All of this compounded by a camera that loses focus ever so often and button prompts that don’t work as they should, putting a damper on what should be a straightforward experience. These issues result in your character being killed more often than it really should. At times it feels that Lego The Incredibles’ biggest villain is the lack of polish and attention to these elements, further hamstrung by an erratic frame rate and texture pop-in on the Xbox One X that doesn’t make it look as good as it could be.
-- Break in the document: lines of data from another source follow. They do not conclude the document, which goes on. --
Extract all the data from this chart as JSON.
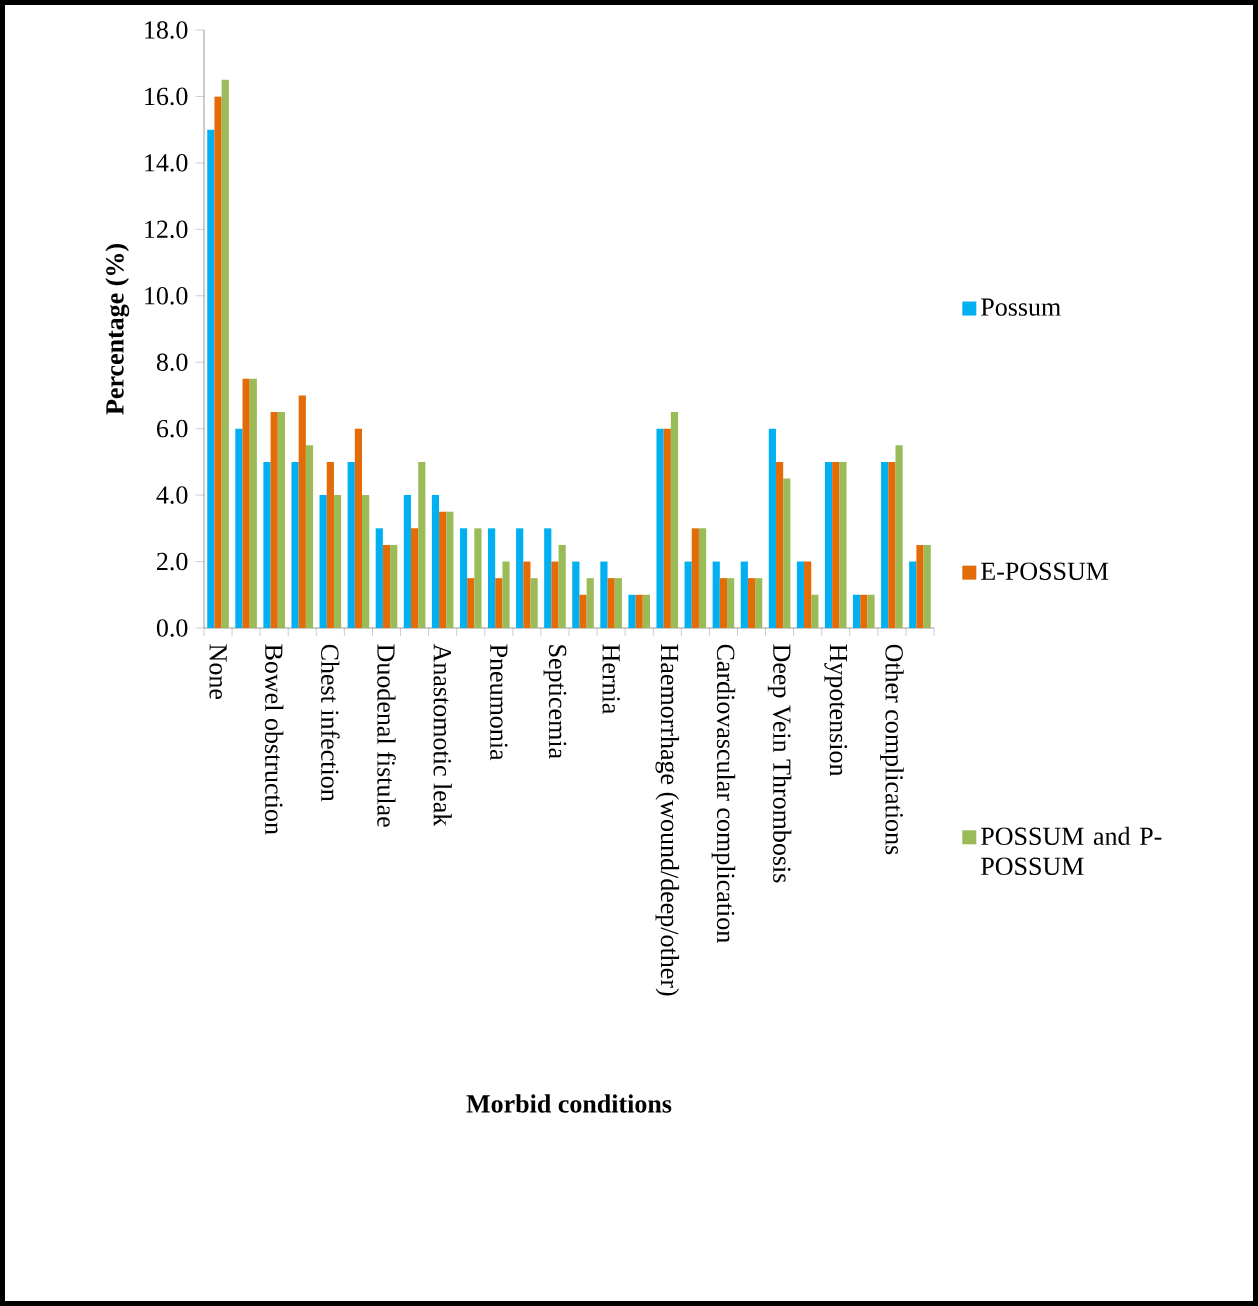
{
  "chart_data": {
    "type": "bar",
    "xlabel": "Morbid conditions",
    "ylabel": "Percentage (%)",
    "categories": [
      "None",
      null,
      "Bowel obstruction",
      null,
      "Chest infection",
      null,
      "Duodenal fistulae",
      null,
      "Anastomotic leak",
      null,
      "Pneumonia",
      null,
      "Septicemia",
      null,
      "Hernia",
      null,
      "Haemorrhage (wound/deep/other)",
      null,
      "Cardiovascular complication",
      null,
      "Deep Vein Thrombosis",
      null,
      "Hypotension",
      null,
      "Other complications",
      null
    ],
    "series": [
      {
        "name": "Possum",
        "color": "#00b0f0",
        "values": [
          15,
          6,
          5,
          5,
          4,
          5,
          3,
          4,
          4,
          3,
          3,
          3,
          3,
          2,
          2,
          1,
          6,
          2,
          2,
          2,
          6,
          2,
          5,
          1,
          5,
          2
        ]
      },
      {
        "name": "E-POSSUM",
        "color": "#e36c09",
        "values": [
          16,
          7.5,
          6.5,
          7,
          5,
          6,
          2.5,
          3,
          3.5,
          1.5,
          1.5,
          2,
          2,
          1,
          1.5,
          1,
          6,
          3,
          1.5,
          1.5,
          5,
          2,
          5,
          1,
          5,
          2.5
        ]
      },
      {
        "name": "POSSUM and P-POSSUM",
        "color": "#9bbb59",
        "values": [
          16.5,
          7.5,
          6.5,
          5.5,
          4,
          4,
          2.5,
          5,
          3.5,
          3,
          2,
          1.5,
          2.5,
          1.5,
          1.5,
          1,
          6.5,
          3,
          1.5,
          1.5,
          4.5,
          1,
          5,
          1,
          5.5,
          2.5
        ]
      }
    ],
    "ylim": [
      0,
      18
    ],
    "yticks": [
      {
        "value": 0,
        "label": "0.0"
      },
      {
        "value": 2,
        "label": "2.0"
      },
      {
        "value": 4,
        "label": "4.0"
      },
      {
        "value": 6,
        "label": "6.0"
      },
      {
        "value": 8,
        "label": "8.0"
      },
      {
        "value": 10,
        "label": "10.0"
      },
      {
        "value": 12,
        "label": "12.0"
      },
      {
        "value": 14,
        "label": "14.0"
      },
      {
        "value": 16,
        "label": "16.0"
      },
      {
        "value": 18,
        "label": "18.0"
      }
    ],
    "grid": false,
    "legend": "right"
  }
}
Clocking in at around 12 hours, Lego The Incredibles’ questionable narrative choices and bland gameplay make it one to avoid. If you’re looking for your Incredibles fix, check out movies instead because the game is far from incredible.
Rating (out of 10): 5
Gadgets 360 played a review copy of Lego The Incredibles on Xbox One X. The game is available on PS4, Xbox One, and Nintendo Switch priced at Rs. 2,999 ($60 in the US). The PC version costs Rs. 1,299 ($40 in the US).